The Apollo astronauts spotted all manner of recent volcanisms.

Apollo 10 LM - Unexpected Black boulders.

These black boulders are indicative of more recent volcanic activity. The moon is still geologically active. There are recent volcanisms spotted throughout the Apollo transcripts.





"Volcanic as the dickens"

"Yes. There are a lot of - a lot of things got to be volcanic, babe"






*If what we are seeing in these flashes is evidence of geological activity - then NASA will have to revise their lunar model... but it doesn't mean they will - in fact, the probably won't (the Dead Moon Dictum takes priority, dontcha know.)

[edit on 10-10-2009 by Exuberant1]




reply posted on 11-10-2009 @ 09:47 AM by ngchunter
Originally posted by Nichiren
Thank you for your posts. Not trying to knock you, but are there any links to back it up? Isn't the data travelling at almost the speed of light once it leaves the transmission platform?

The speed of light is only so fast. Once you're at lunar distances you've got a 1.3 second one way delay on the moon-earth distance alone. If you've ever played a multiplayer game with a ping of 1300 (and this would be more like 2600 really, 'instakick' from most servers), you know that not only is everything lagging behind where it actually is, but the whole experience turns into a slide show and is basically unwatchable. LCROSS had a limiting bandwidth of 1 megabit per second
www.space.com...
My internet connection is faster than that, but I can't come close to streaming 1080p live, let alone with 8 other streams running simultaneously.

The probe was never meant to land and transmit, so that argument I don't understand. Also, I simply don't buy that in 2009 we have worse visual capabilities (and bandwidth) than in 1969 ...

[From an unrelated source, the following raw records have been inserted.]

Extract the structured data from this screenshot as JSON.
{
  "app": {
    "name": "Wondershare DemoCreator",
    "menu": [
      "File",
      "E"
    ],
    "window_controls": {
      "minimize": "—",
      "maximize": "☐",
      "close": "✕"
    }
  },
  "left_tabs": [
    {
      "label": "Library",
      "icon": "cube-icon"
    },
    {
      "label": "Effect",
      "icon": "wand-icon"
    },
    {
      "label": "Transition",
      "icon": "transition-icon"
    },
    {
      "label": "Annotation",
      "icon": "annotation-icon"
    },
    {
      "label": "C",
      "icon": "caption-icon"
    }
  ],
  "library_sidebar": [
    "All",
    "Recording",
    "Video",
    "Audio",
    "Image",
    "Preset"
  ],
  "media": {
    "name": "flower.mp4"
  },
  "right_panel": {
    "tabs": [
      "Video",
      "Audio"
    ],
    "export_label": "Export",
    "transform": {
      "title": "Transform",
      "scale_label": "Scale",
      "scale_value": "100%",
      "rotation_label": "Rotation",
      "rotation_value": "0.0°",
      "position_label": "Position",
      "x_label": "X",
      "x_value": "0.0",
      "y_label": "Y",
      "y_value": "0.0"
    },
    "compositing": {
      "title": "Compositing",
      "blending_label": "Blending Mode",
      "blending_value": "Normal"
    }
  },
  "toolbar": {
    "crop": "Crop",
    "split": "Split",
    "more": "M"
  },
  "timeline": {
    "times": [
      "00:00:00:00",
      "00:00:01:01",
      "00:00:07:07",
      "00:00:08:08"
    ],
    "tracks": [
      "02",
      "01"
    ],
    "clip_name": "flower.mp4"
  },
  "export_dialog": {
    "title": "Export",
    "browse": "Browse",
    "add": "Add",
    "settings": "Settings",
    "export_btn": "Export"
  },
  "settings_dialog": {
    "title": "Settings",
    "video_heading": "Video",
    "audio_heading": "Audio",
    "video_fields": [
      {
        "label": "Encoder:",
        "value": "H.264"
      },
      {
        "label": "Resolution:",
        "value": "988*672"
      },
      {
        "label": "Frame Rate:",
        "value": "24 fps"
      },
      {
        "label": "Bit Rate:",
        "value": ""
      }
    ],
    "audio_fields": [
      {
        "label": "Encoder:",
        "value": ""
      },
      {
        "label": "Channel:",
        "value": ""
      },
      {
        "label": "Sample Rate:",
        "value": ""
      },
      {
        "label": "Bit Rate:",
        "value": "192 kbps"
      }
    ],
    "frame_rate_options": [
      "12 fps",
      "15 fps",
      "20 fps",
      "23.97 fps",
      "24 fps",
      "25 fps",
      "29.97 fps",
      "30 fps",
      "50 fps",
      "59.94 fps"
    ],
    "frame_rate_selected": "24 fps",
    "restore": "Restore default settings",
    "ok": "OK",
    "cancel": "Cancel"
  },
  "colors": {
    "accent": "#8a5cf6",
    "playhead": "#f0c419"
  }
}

The quality of these images was far above that transmitted live in 1969. Don't forget that the DAC camera images weren't seen until after they came back and had the film developed. Back in the 70s, Voyager's "very high bitrate" images (seriously, that's what they called it back then) were a whopping 115 kilobits per second lol.
www.springerlink.com...
We've come a long way since then, even on a cheap mission such as this.